Greece broke another record on Wednesday, as the issue’s yield amounted to 125 basis points plus the European mid-swap, coming to just 1.18 percentage points; this is not just lower than the original issue in late January (with the interest rate at 1.91 percentage points), but also beats the record from the re-issue of the 10-year bond just last month, which had an interest rate of 1.187%.

This is performance is particularly significant for the country, which has managed to make its fifth market foray this year – the fourth during the pandemic – while attracting significant demand from quality investors, in their majority.

At the same time, it is doing so with record low interest rates, indicating that this global crisis might be a golden opportunity for Greece.

Finance Minister Christos Staikouras stressed that these developments and the numbers serve as confirmation of the confidence of international markets in the management and the prospects of the Greek economy.

The size of the 15-year bond has now grown from €2.5 billion in January to €4.5 billion, so as to satisfy investor appetites, increase the overall appeal of Greek sovereign bonds and make Greece a more “mature” market.

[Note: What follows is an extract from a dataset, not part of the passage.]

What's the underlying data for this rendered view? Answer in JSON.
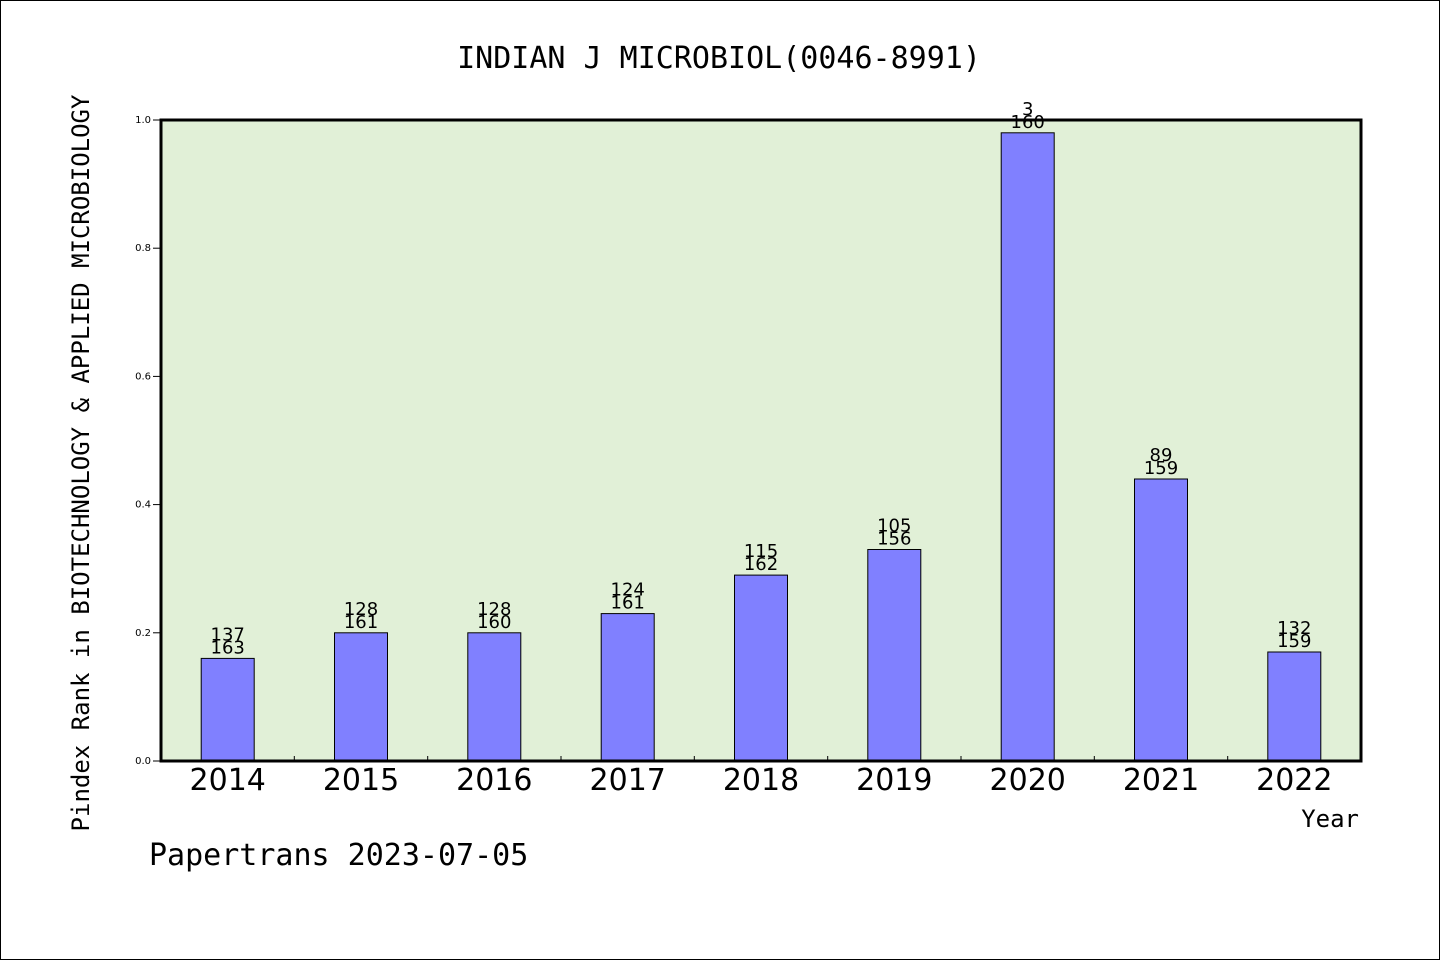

The day of the reopening of the 15-year debt was carefully selected, in order to follow – and not coincide with – the issue of the European Union’s social bonds, which attracted orders of €233 billion to the double issue. The idea was to precede a new Italian foray and avoid the strong fluctuations and pressure on the markets from the upcoming US election and the resurgence of the pandemic across Europe, which is expected to increase investor fears. It is these same elements that will also determine whether Greece will tap the markets until the end of the year.

The Greek state has drawn €12 billion from the market so far this year, a sum already covered by the European Central Bank purchases (€13 billion).